Saturday, September 22, 2007

The Yes Men

Dear People,

Thanks for all the support and encouragement regarding the canceled Syracuse show. We should make it clear that the only reason we agreed to do the show in the first place was because of Astria Suparak's curation and dedication to making it happen.

When Jeff Hoone contacted us last week to ask if we would mount the show despite her firing, we told him that we would not.

Surprisingly, this did not stop him from communicating to the press that we were going to do the show, which seems to have resulted in a bit of confusion.

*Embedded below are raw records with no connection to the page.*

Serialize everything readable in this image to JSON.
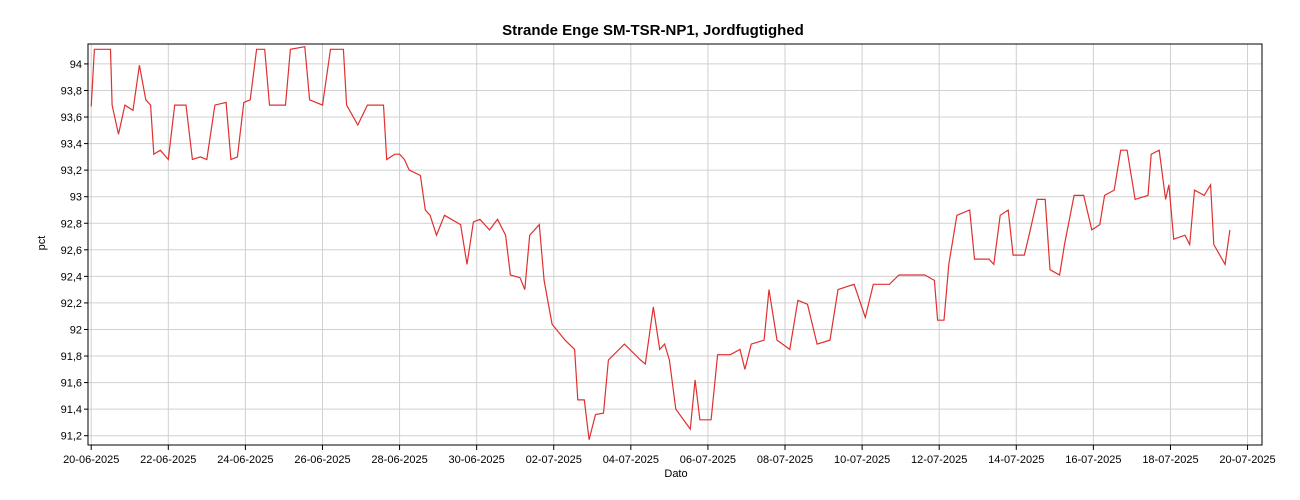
{
  "chart_data": {
    "type": "line",
    "title": "Strande Enge SM-TSR-NP1, Jordfugtighed",
    "x_label": "Dato",
    "y_label": "pct",
    "grid": true,
    "xlim": [
      "19-06-2025 22:00",
      "20-07-2025 09:00"
    ],
    "xticks": [
      "20-06-2025",
      "22-06-2025",
      "24-06-2025",
      "26-06-2025",
      "28-06-2025",
      "30-06-2025",
      "02-07-2025",
      "04-07-2025",
      "06-07-2025",
      "08-07-2025",
      "10-07-2025",
      "12-07-2025",
      "14-07-2025",
      "16-07-2025",
      "18-07-2025",
      "20-07-2025"
    ],
    "ylim": [
      91.13,
      94.15
    ],
    "yticks": [
      {
        "value": 91.2,
        "label": "91,2"
      },
      {
        "value": 91.4,
        "label": "91,4"
      },
      {
        "value": 91.6,
        "label": "91,6"
      },
      {
        "value": 91.8,
        "label": "91,8"
      },
      92,
      {
        "value": 92.2,
        "label": "92,2"
      },
      {
        "value": 92.4,
        "label": "92,4"
      },
      {
        "value": 92.6,
        "label": "92,6"
      },
      {
        "value": 92.8,
        "label": "92,8"
      },
      93,
      {
        "value": 93.2,
        "label": "93,2"
      },
      {
        "value": 93.4,
        "label": "93,4"
      },
      {
        "value": 93.6,
        "label": "93,6"
      },
      {
        "value": 93.8,
        "label": "93,8"
      },
      94
    ],
    "x": [
      "20-06-2025 00:00",
      "20-06-2025 02:00",
      "20-06-2025 12:00",
      "20-06-2025 13:00",
      "20-06-2025 17:00",
      "20-06-2025 21:00",
      "21-06-2025 02:00",
      "21-06-2025 06:00",
      "21-06-2025 10:00",
      "21-06-2025 13:00",
      "21-06-2025 15:00",
      "21-06-2025 19:00",
      "22-06-2025 00:00",
      "22-06-2025 04:00",
      "22-06-2025 11:00",
      "22-06-2025 15:00",
      "22-06-2025 20:00",
      "23-06-2025 00:00",
      "23-06-2025 05:00",
      "23-06-2025 12:00",
      "23-06-2025 15:00",
      "23-06-2025 19:00",
      "23-06-2025 23:00",
      "24-06-2025 03:00",
      "24-06-2025 07:00",
      "24-06-2025 12:00",
      "24-06-2025 15:00",
      "25-06-2025 01:00",
      "25-06-2025 04:00",
      "25-06-2025 13:00",
      "25-06-2025 16:00",
      "26-06-2025 00:00",
      "26-06-2025 05:00",
      "26-06-2025 13:00",
      "26-06-2025 15:00",
      "26-06-2025 22:00",
      "27-06-2025 04:00",
      "27-06-2025 14:00",
      "27-06-2025 16:00",
      "27-06-2025 21:00",
      "28-06-2025 00:00",
      "28-06-2025 03:00",
      "28-06-2025 06:00",
      "28-06-2025 13:00",
      "28-06-2025 16:00",
      "28-06-2025 19:00",
      "28-06-2025 23:00",
      "29-06-2025 04:00",
      "29-06-2025 14:00",
      "29-06-2025 18:00",
      "29-06-2025 22:00",
      "30-06-2025 02:00",
      "30-06-2025 08:00",
      "30-06-2025 13:00",
      "30-06-2025 18:00",
      "30-06-2025 21:00",
      "01-07-2025 03:00",
      "01-07-2025 06:00",
      "01-07-2025 09:00",
      "01-07-2025 15:00",
      "01-07-2025 18:00",
      "01-07-2025 23:00",
      "02-07-2025 07:00",
      "02-07-2025 13:00",
      "02-07-2025 15:00",
      "02-07-2025 19:00",
      "02-07-2025 22:00",
      "03-07-2025 02:00",
      "03-07-2025 07:00",
      "03-07-2025 10:00",
      "03-07-2025 20:00",
      "04-07-2025 06:00",
      "04-07-2025 09:00",
      "04-07-2025 14:00",
      "04-07-2025 18:00",
      "04-07-2025 21:00",
      "05-07-2025 00:00",
      "05-07-2025 04:00",
      "05-07-2025 13:00",
      "05-07-2025 16:00",
      "05-07-2025 19:00",
      "06-07-2025 02:00",
      "06-07-2025 06:00",
      "06-07-2025 14:00",
      "06-07-2025 20:00",
      "06-07-2025 23:00",
      "07-07-2025 03:00",
      "07-07-2025 11:00",
      "07-07-2025 14:00",
      "07-07-2025 19:00",
      "08-07-2025 03:00",
      "08-07-2025 08:00",
      "08-07-2025 14:00",
      "08-07-2025 20:00",
      "09-07-2025 04:00",
      "09-07-2025 09:00",
      "09-07-2025 19:00",
      "10-07-2025 02:00",
      "10-07-2025 07:00",
      "10-07-2025 17:00",
      "10-07-2025 23:00",
      "11-07-2025 09:00",
      "11-07-2025 15:00",
      "11-07-2025 21:00",
      "11-07-2025 23:00",
      "12-07-2025 03:00",
      "12-07-2025 06:00",
      "12-07-2025 11:00",
      "12-07-2025 19:00",
      "12-07-2025 22:00",
      "13-07-2025 07:00",
      "13-07-2025 10:00",
      "13-07-2025 14:00",
      "13-07-2025 19:00",
      "13-07-2025 22:00",
      "14-07-2025 05:00",
      "14-07-2025 08:00",
      "14-07-2025 13:00",
      "14-07-2025 18:00",
      "14-07-2025 21:00",
      "15-07-2025 03:00",
      "15-07-2025 06:00",
      "15-07-2025 12:00",
      "15-07-2025 18:00",
      "15-07-2025 23:00",
      "16-07-2025 04:00",
      "16-07-2025 07:00",
      "16-07-2025 13:00",
      "16-07-2025 17:00",
      "16-07-2025 21:00",
      "17-07-2025 02:00",
      "17-07-2025 10:00",
      "17-07-2025 12:00",
      "17-07-2025 17:00",
      "17-07-2025 21:00",
      "17-07-2025 23:00",
      "18-07-2025 02:00",
      "18-07-2025 09:00",
      "18-07-2025 12:00",
      "18-07-2025 15:00",
      "18-07-2025 21:00",
      "19-07-2025 01:00",
      "19-07-2025 03:00",
      "19-07-2025 10:00",
      "19-07-2025 13:00"
    ],
    "series": [
      {
        "name": "Jordfugtighed",
        "color": "#e03030",
        "values": [
          93.68,
          94.11,
          94.11,
          93.69,
          93.47,
          93.69,
          93.65,
          93.99,
          93.73,
          93.69,
          93.32,
          93.35,
          93.28,
          93.69,
          93.69,
          93.28,
          93.3,
          93.28,
          93.69,
          93.71,
          93.28,
          93.3,
          93.71,
          93.73,
          94.11,
          94.11,
          93.69,
          93.69,
          94.11,
          94.13,
          93.73,
          93.69,
          94.11,
          94.11,
          93.69,
          93.54,
          93.69,
          93.69,
          93.28,
          93.32,
          93.32,
          93.28,
          93.2,
          93.16,
          92.9,
          92.86,
          92.71,
          92.86,
          92.79,
          92.49,
          92.81,
          92.83,
          92.75,
          92.83,
          92.71,
          92.41,
          92.39,
          92.3,
          92.71,
          92.79,
          92.37,
          92.04,
          91.92,
          91.85,
          91.47,
          91.47,
          91.17,
          91.36,
          91.37,
          91.77,
          91.89,
          91.77,
          91.74,
          92.17,
          91.85,
          91.89,
          91.77,
          91.4,
          91.25,
          91.62,
          91.32,
          91.32,
          91.81,
          91.81,
          91.85,
          91.7,
          91.89,
          91.92,
          92.3,
          91.92,
          91.85,
          92.22,
          92.19,
          91.89,
          91.92,
          92.3,
          92.34,
          92.09,
          92.34,
          92.34,
          92.41,
          92.41,
          92.41,
          92.37,
          92.07,
          92.07,
          92.49,
          92.86,
          92.9,
          92.53,
          92.53,
          92.49,
          92.86,
          92.9,
          92.56,
          92.56,
          92.71,
          92.98,
          92.98,
          92.45,
          92.41,
          92.64,
          93.01,
          93.01,
          92.75,
          92.79,
          93.01,
          93.05,
          93.35,
          93.35,
          92.98,
          93.01,
          93.32,
          93.35,
          92.98,
          93.09,
          92.68,
          92.71,
          92.64,
          93.05,
          93.01,
          93.09,
          92.64,
          92.49,
          92.75
        ]
      }
    ]
  }
}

In closing, just to be clear: we will not do the show in Syracuse without Astria. We are a bit baffled about why it was canceled in the first place, but the only man to ask about that is Mr. Hoone, and from our limited experience with him, extracting the truth may require something of an expert in that kind of activity, and we certainly want no part in that.

Best Wishes,
The Yes Men


Anonymous said...

But people in Syracuse still want you to come anyway, despite all this infighting at the top. You've addressed your letter to "Dear People," but don't you even care about the citizens of Syracuse who were looking forward to the show?

Anonymous said...

But it SHOULD be a matter of principle. Hoone is lying about a collaboration with the Yes Men to soothe Syracuse, but he doesn't understand the ethical underpinnings of the Yes Men's work, and is ignoring those surrounding artists' relationships with curators. Hoone is trying to steal the show, in more ways than one.

Anonymous said...

Quoted from here...Syracuse Loses Again: Jeffrey Hoone

The email Jeff has been. Possibly still is sending to people.

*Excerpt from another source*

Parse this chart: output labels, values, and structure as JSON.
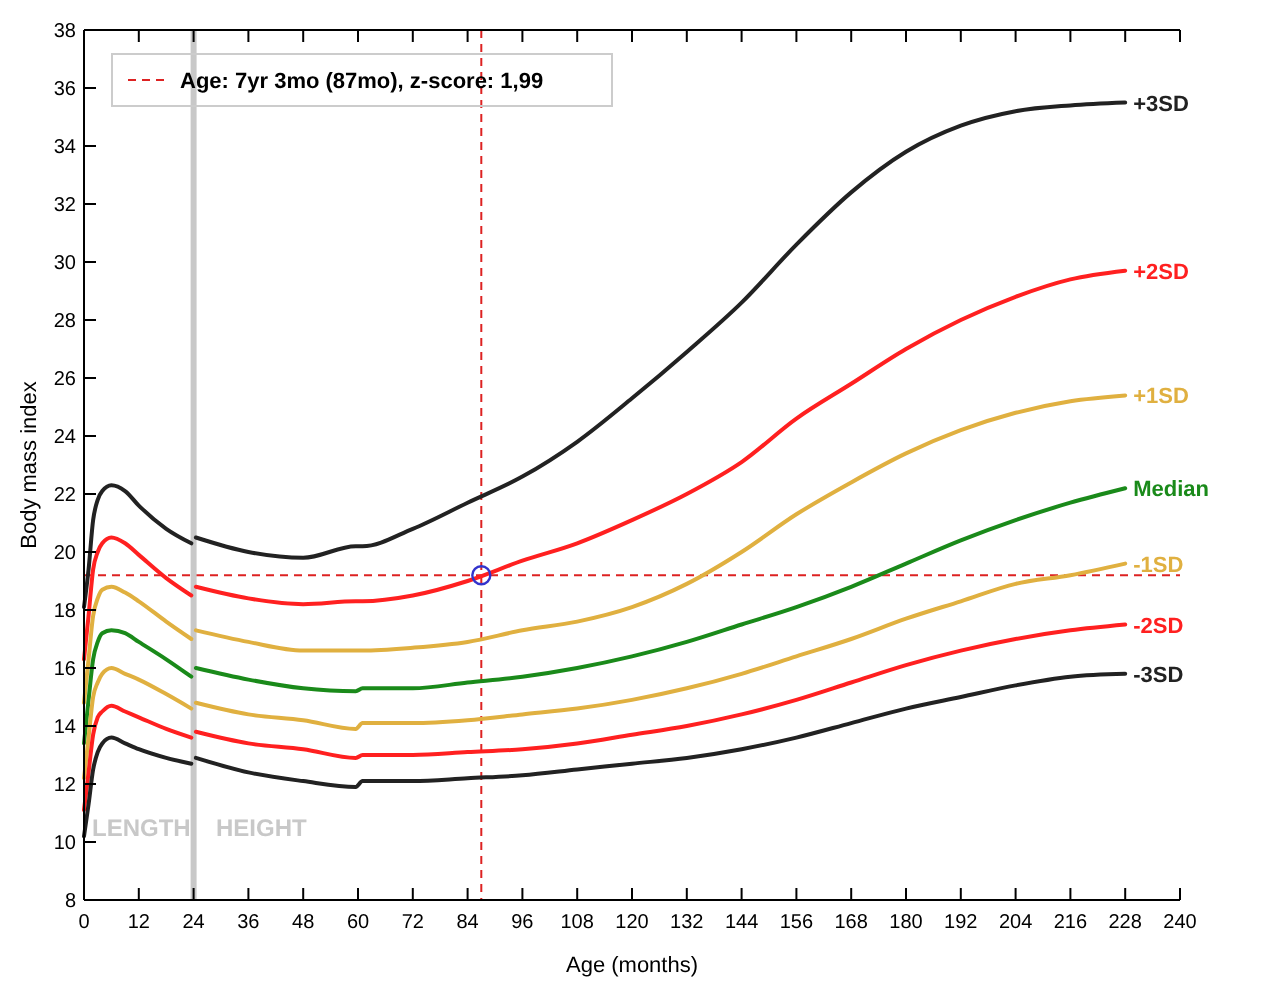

"I want to specifically clear up some uncertainty this change may be
having for some about upcoming exhibitions at the Gallery, and
specifically the exhibition, "Keeping it Slick: Infiltrating Capitalism
with the Yes Men," planned for November 13, 2007 - January 26, 2008. I
believe it is important to honor the commitment to the artists and to
the faculty who have pledged support to this exhibition. I have
contacted the artists involved in developing the exhibition and will be
working with the staff at the Warehouse Gallery and will, with advice
from faculty who have made programming plans based on the exhibition,
develop strategies to allow us to continue the exhibition as planned."

Anonymous said...

But Syracuse is not a "show" for Hoone or the Yes Men or anyone else to steal. Seems like, every one in this fight is only intereste in playing to the arts community and not to the people of Syracuse who seem to me to be the real victims caught in the cross fire. This letter by the Yes Men speaks volumes And so do the other letters by the other parties involved.

But I guess all this art really wasn't meant for us was it. The warehouse is just a big bone for artistic dogs around the country to fight over.

No wonder the people in this city feel like art galleries have nothing to do with them and their daily lives!!

Anonymous said...

> But I guess all this art really wasn't meant for us was it.

Sure it is. That's why you can get the Yes Men documentary on Netflix (it had a run in theaters) and you can YouTube their performances, and almost everything they've done is online, either on their website, or elsewhere.


Syracuse has lost one its greatest assets. Astria Suparak, Inaugural Director of The Warehouse Gallery of Syracuse University, was removed from her position as of Sept. 30th, 2007, despite widespread support from community members, students, faculty, and the international art community. This decision was made unilaterally by Jeffrey Hoone, Executive Director of the Coalition of Museum and Art Centers (CMAC).

At the time of Suparak's dismissal, Hoone also canceled her forthcoming exhibitions, including "Keep It Slick: Infiltrating Capitalism with The Yes Men," due to open in November 2007.